Les CIPMS – une plateforme de concertation pour la mise en œuvre de la directive-cadre européenne sur l’eau
 

Depuis l’an 2000, les trois Etats-membres des CIPMS assurent en commun avec la Région wallonne une gestion durable de la Moselle et de la Sarre, conformément aux dispositions de la directive-cadre européenne sur l’eau 2000/60/CE (« DCE »).


La DCE établit un cadre pour une politique communautaire dans le domaine de l’eau. Elle a pour objet la prévention, la préservation et l’amélioration des écosystèmes aquatiques en ce qui concerne les eaux de surface ainsi que la réduction de la pollution des eaux souterraines. La directive requiert des mesures de prévention en vue d’une utilisation durable de l’eau. L’objectif principal de cette directive est l’atteinte d’ici 2015 de ce que la directive appelle le « bon état » des eaux de surface et des eaux souterraines.


Dès lors, l’ensemble des travaux requis pour assurer une mise en œuvre cohérente de la DCE au sein du bassin de la Moselle et de la Sarre est coordonné au sein des CIPMS. Les CIPMS constituent également la plateforme de concertation transfrontalière des Etats dans le processus de mise en oeuvre de la DCE et ce, avec le soutien logistique de leur secrétariat.

Par conséquent, le champ d’action et de compétence des CIPMS a été étendu à l’ensemble du bassin versant ainsi qu’aux eaux souterraines. La Région wallonne qui couvre environ 760 km² au sein du bassin de la Moselle a été invitée à participer aux travaux de concertation.

Dans le cadre de la mise en oeuvre de la DCE, un état des lieux a été dressé. Ce document recense tous les facteurs de pression qui agissent sur les milieux aquatiques du bassin. Après avoir présenté cet état des lieux au grand public en juin 2005, les CIPMS ont concentré leurs efforts sur les phases suivantes de mise en œuvre de la DCE, c’est-à-dire la coordination de l’élaboration et de la mise en œuvre des programmes de contrôle de surveillance en 2007 et l’élaboration d’un plan de gestion international pour le secteur de travail Moselle-Sarre en 2009. Il a été publié en décembre 2009.
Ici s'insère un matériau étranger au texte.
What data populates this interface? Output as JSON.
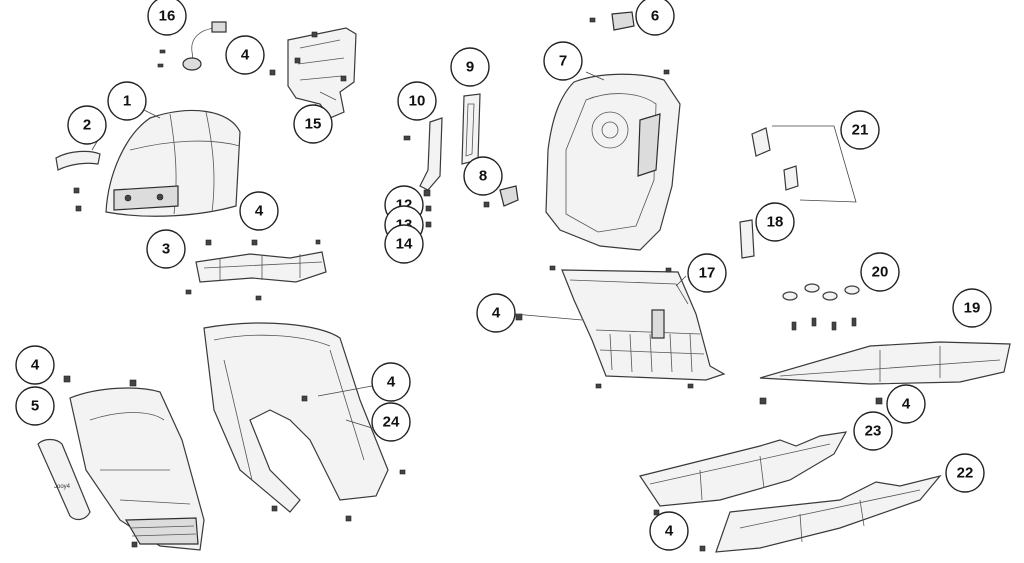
{
  "callouts": [
    {
      "id": "c16a",
      "label": "16"
    },
    {
      "id": "c4a",
      "label": "4"
    },
    {
      "id": "c15",
      "label": "15"
    },
    {
      "id": "c1",
      "label": "1"
    },
    {
      "id": "c2",
      "label": "2"
    },
    {
      "id": "c4b",
      "label": "4"
    },
    {
      "id": "c3",
      "label": "3"
    },
    {
      "id": "c10",
      "label": "10"
    },
    {
      "id": "c12",
      "label": "12"
    },
    {
      "id": "c13",
      "label": "13"
    },
    {
      "id": "c14",
      "label": "14"
    },
    {
      "id": "c9",
      "label": "9"
    },
    {
      "id": "c8",
      "label": "8"
    },
    {
      "id": "c6",
      "label": "6"
    },
    {
      "id": "c7",
      "label": "7"
    },
    {
      "id": "c21",
      "label": "21"
    },
    {
      "id": "c18",
      "label": "18"
    },
    {
      "id": "c17",
      "label": "17"
    },
    {
      "id": "c4c",
      "label": "4"
    },
    {
      "id": "c20",
      "label": "20"
    },
    {
      "id": "c19",
      "label": "19"
    },
    {
      "id": "c4d",
      "label": "4"
    },
    {
      "id": "c5",
      "label": "5"
    },
    {
      "id": "c4e",
      "label": "4"
    },
    {
      "id": "c24",
      "label": "24"
    },
    {
      "id": "c4f",
      "label": "4"
    },
    {
      "id": "c23",
      "label": "23"
    },
    {
      "id": "c22",
      "label": "22"
    },
    {
      "id": "c4g",
      "label": "4"
    }
  ],
  "sticker_text": "Jooy4"
}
La coopération internationale entre tous les Etats du bassin versant est un facteur déterminant pour une gestion durable des eaux de la Moselle et de la Sarre. Les Etats contractants ont analysé en commun les champs d’action qui subsistent dans le bassin et ont identifié six enjeux d’importance transfrontalière qui seront au cœur des préoccupations dans les années à venir :

  • Les pollutions classiques, en particulier les nutriments (azote et phosphore) et les apports diffus ont un impact sur l’état des eaux de surface.
  • La continuité n’est pas assurée sur la Moselle et la Sarre, ce qui perturbe la migration des poissons.
  • Les usages de l'eau de la Moselle et de la Sarre et les politiques d'aménagement des territoires ne sont pas toujours cohérents avec les objectifs environnementaux de la DCE, en particulier pour ce qui concerne la navigation, la production d'énergie et la protection contre les inondations.
  • Les apports diffus dégradent l’état chimique des eaux souterraines (phytosanitaires, nitrates, pollutions historiques et métaux).
  • Les équilibres des milieux aquatiques sont perturbés par les exploitations minières (bassins houiller et ferrifère).
  • La pollution par les substances dangereuses est encore trop élevée dans certaines parties du bassin versant.
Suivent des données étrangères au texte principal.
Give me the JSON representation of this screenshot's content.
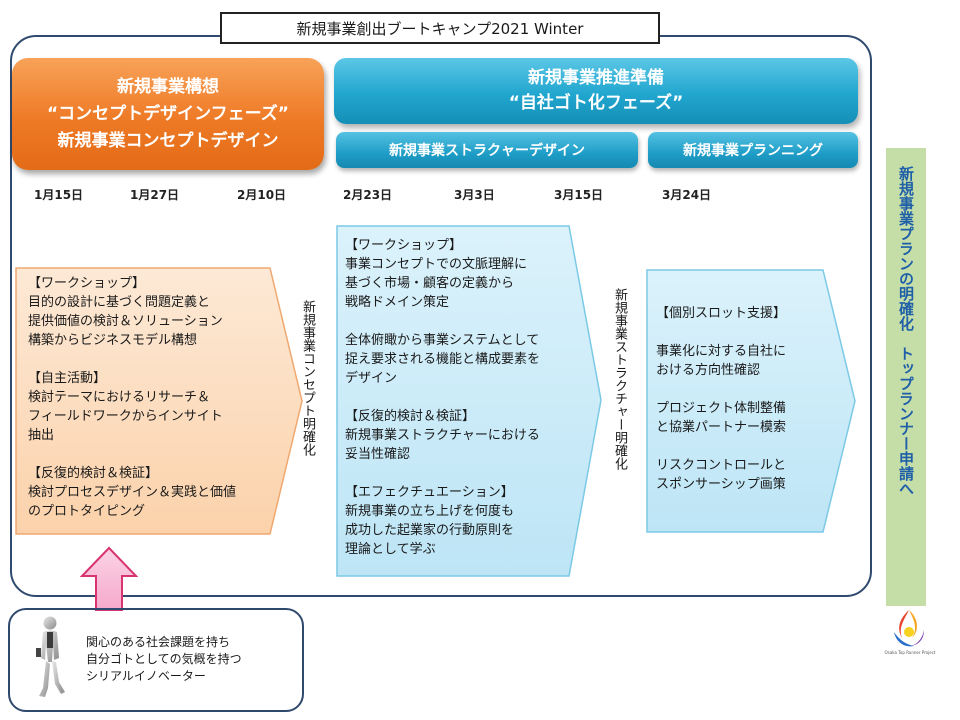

Au regard des obligations et échéances communautaires qui émanent des différentes directives européennes ayant trait à l’eau et des tâches qui découlent des conventions de création des commissions, les CIPMS ont décidé d’adapter et d’organiser différemment leur gouvernance et ce, également au regard de l’ouverture des travaux aux organisations non-gouvernementales (ONG) à compter de l’année 2010 et de permettre à ces dernières de faire profiter encore davantage les CIPMS de leurs connaissances techniques.